Launch of the FIE / Deloitte ICT Aftermarket Report

Published on 
October 7, 2019
Jan Hoogstrate
Launch of the FIE / Deloitte ICT Aftermarket Report

On October 1,2019,  the launch of the Free ICT Europe / Deloitte report was done with a press conference in the Press Club in Brussels. The report reveals the impact of the ICT aftermarket to the European Economy and the Environment.

Nurturing the ICT aftermarket, critical for hitting European environmental goals and economy

The growing value of independent providers

We are honoured to have the support of Dan Shefet, the man that had the courage to stand up against  Google and is a leader on the field of internet accountability and the protection of rights. Besides writing an introduction letter, he also provided the introduction at the press conference.

This report is mainly used to inform policy makers, in fact it is a requirement to provide insight and data about the market we represent. It is an achievement to produce this in a market without having the availability of statistics.

(Concept text)

Experts & Advisory towards the EC

For the next 3 years FIE is a member of the ICT advisory platform for the European Commission on matters related to the implementation of ICT standardisation policies. A key element is the Rolling plan that lists all activities and Actions that are required. New actions can be suggested only by the European Commission and the MSP Members. The first meeting took place on June 17-18, where we could see that this group has another angle and contacts as we had up to now. First step is to create awareness about our industry, next we need to see how we can connect our issues to current projects or to propose new standardisation initiatives.

Ecodesign -The Story Continues

The new Ecodesign law for Servers and Storage has raised some questions. On behalf of the European Commission we provided input, aimed at the Firmware element. Our positioning paper* on this is explaining that there should be no discussion if updates would be charged: as these are fixes they should be free of charge.

The law leaves room to ask a fair, transparent and non-discriminatory fee for normal updates; security updates are demanded to be free of charge. According our paper, if a fee is applied, this should only be for upgrades that provide new functionality or performance improvements. Also the terms "fair, transparent and non-discriminatory" need to be interpreted more to a practical interpretation.

For the EC this is not an easy part. To come to a solution currently the option to have a meeting with Digital Europe (OEM's), the EC and Free ICT is being discussed. At our proposal also CIO organisations will be invited. [update: the meeting is cancelled.
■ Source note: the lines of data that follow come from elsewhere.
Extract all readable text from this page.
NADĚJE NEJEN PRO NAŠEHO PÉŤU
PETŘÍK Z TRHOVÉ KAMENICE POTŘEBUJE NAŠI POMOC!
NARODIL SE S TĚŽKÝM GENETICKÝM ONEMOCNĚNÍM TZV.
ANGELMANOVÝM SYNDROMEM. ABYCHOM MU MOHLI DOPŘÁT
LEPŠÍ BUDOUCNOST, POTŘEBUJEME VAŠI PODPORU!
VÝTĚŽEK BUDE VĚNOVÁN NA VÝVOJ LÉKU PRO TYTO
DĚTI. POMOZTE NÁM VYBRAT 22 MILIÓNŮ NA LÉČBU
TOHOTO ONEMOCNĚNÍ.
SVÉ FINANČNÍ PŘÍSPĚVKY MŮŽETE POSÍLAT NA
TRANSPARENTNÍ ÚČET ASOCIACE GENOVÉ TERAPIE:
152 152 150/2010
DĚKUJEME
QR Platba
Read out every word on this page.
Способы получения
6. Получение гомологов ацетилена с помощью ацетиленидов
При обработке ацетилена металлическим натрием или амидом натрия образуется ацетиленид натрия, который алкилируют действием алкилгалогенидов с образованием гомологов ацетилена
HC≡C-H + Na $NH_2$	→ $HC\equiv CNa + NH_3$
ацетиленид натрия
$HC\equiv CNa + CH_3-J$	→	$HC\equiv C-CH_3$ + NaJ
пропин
The decision is now up to the EC]

We are pleased that this process takes place, as it will provide more clarity and might prevents cases and/or complaints in the future.

* A thank you to all that did invest time to create this document. When you would like to receive a copy of the paper, please contact us.

Green Public Procurement (GPP) - Computers

FIE was invited to take part in the revision of the GPP criteria for Computers and Monitors, we joined as stakeholder. The green procurement has a rising interest and adoption; the GPP is no law. The work started with a questionnaire.

The GPP for Datacenter products is still ongoing and a number of suggestions will be along the same path:

  • Promote refurbished to be the first option, extend life-cycle by planned upgrading, move to 3rd party maintenance;
  • A preference for Used/Refurbished Parts and an independent provider for ITAD and remarketing;
  • Overall: make sure that SMEs can participate in tenders.

Bottom line, practice what you preach: politics and EC promote all these kind of developments, this should be reflected in their own IT procurement and management.

New study - Improve Circularity for DC hardware

Free ICT will participate in the CEDaCI project, that will build a Circular Economy (CE) for the Data Centre Industry (DCI) to increase reclamation and reuse of Critical Raw Materials in the sector, extend product life through equipment reuse and remanufacturing, reduce use of virgin materials, waste and environmental impact arising from the growth in redundant equipment and develop a secure and economically viable CRM supply chain for the sector.

At present only 10% of CRM from the sector are recycled and recovered but this will increase to 19% and 24% in 5 and 10 years after the project ends; reuse of equipment will also increase to 65% and 75% respectively and at end-of-life overall product ‘waste’ will be reduced to 35% and 25%.

Clearly our industry is a large contributor to this!